Lenovo: Wanting consumers to say wow
- Published
- comments
Who's the biggest player in the computing world that you've almost certainly never heard of?
The man in question runs the second biggest computer maker in the world, a firm selling more PCs than either Dell or Apple.
His name is Yang Yuanqing, he is the chief executive of Lenovo, and he's on a mission to make his company's name - though not his own - known to you.
"We need to shift the focus to the consumer," he told me this week on a visit to London. "We need to promote a stronger Lenovo brand."
On the face of it, Lenovo should not be concerned with making a splash with consumers.
In 2004 the Chinese firm bought IBM's PC business, and the enterprise customers who always bought IBM for their staff have continued to buy Lenovo Thinkpads in ever greater numbers.
And Lenovo seems to be well on the way to becoming the number one computer firm in the world.
This week the latest figures from IDC showed it had nearly 14% of the global market, overtaking Dell for the first time, and not too far behind HP, which is thinking of getting out of PCs altogether.
When I met Yang Yuanqing in a London hotel this week he was not long off a flight from Beijing, and was showing the effects of jetlag.
Spread out in front of him were the products which showed where he wants to take his business next. There was one "Ultrabook", as Intel wants us to call a new category of slim fast-booting laptops designed to compete with Apple's bestselling MacBook Air.
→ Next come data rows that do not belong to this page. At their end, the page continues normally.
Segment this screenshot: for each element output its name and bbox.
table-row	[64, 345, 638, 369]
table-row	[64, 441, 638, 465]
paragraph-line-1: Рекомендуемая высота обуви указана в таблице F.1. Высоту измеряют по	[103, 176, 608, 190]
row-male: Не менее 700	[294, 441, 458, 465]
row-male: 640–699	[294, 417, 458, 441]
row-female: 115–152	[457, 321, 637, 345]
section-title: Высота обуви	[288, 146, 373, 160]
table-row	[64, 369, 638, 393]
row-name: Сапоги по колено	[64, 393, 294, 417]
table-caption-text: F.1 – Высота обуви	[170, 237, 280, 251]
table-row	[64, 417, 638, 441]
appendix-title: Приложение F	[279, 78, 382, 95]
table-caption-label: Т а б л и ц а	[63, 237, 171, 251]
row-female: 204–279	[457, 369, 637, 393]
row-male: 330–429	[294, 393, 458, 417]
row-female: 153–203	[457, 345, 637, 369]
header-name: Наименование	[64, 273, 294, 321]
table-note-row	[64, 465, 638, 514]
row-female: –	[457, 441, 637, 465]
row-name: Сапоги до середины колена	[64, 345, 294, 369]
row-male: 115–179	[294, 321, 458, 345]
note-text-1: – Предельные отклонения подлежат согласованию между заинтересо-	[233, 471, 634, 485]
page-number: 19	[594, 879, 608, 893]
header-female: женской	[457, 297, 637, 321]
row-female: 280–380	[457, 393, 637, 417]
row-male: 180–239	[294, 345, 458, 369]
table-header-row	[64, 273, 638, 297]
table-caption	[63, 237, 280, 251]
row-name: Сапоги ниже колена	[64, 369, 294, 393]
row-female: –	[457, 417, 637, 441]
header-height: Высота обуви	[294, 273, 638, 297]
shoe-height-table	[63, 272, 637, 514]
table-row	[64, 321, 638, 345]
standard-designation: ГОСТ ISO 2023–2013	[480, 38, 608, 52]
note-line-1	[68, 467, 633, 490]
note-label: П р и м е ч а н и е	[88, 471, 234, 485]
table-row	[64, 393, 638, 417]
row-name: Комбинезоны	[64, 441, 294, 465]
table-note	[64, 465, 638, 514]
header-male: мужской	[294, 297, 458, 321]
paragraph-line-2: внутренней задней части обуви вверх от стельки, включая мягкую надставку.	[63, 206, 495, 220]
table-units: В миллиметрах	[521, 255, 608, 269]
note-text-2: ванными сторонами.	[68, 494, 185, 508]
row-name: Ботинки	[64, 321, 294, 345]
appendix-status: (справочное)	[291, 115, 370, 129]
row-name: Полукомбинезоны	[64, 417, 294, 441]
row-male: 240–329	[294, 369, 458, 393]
Every other device was a tablet or smartphone.
For a company that has pooh-poohed the idea that the PC is facing inevitable decline as tablets take over, this seemed strange. But, while he insists that most customers will still want keyboards for years to come, Mr Yang says Lenovo sees a big future for tablets.
Last night Apple's Tim Cook predicted that they would eventually outsell PCs.
Product redesign
Yang Yuanqing does not go that far, but still sees a healthy 30% of the overall market going to the touchscreen devices.
"We've been preparing these for five or six years," he said, pointing at the tablets on the table, which ranged from a touchscreen Thinkpad aimed at the business market to a range of Android devices, mainly targeted at Chinese consumers for now.
I suggested that none of these tablets would be on the table if Apple had not introduced the iPad - but he insisted that was not the case.
And the reason Lenovo tablets hadn't made the same impact? "We don't have the strong brand, the influence."
So now I begin to see why Lenovo feels the need to change. It has woken up to the fact that the power of the office IT managers - the people who never got fired for buying IBM or presumably Lenovo - is on the wane.
Bolshy staff are coming into the office and demanding devices that look good and can do more than the dull but secure boxes they have had to accept until now.
It is a process Mr Yang calls "consumerisation" and he is promising action to make Lenovo products more attractive.
"We must pay more attention to that," he told me.
When I suggested that right now there was no stand out product on the table that would make customers say "wow" he did not disagree, but said that was coming: "I'm very confident that next year we will have much better design."
Making this happen, though, sounds like a job for an inspirational leader who will want to be involved in every aspect of product design, and then feel confident to sell it to the world.
I tried to get Mr Yang to talk about himself and his own interest in design and cultural change, but beyond learning that he has a degree in computer science, I did not get far.
Transforming the culture of a business which, in Western markets at least, has never shown that much interest in wowing consumers rather than enterprises sounds like a tall order.
Lenovo, one of the new Asian superpowers of the computing world, may well have the resources and the patience to pull it off.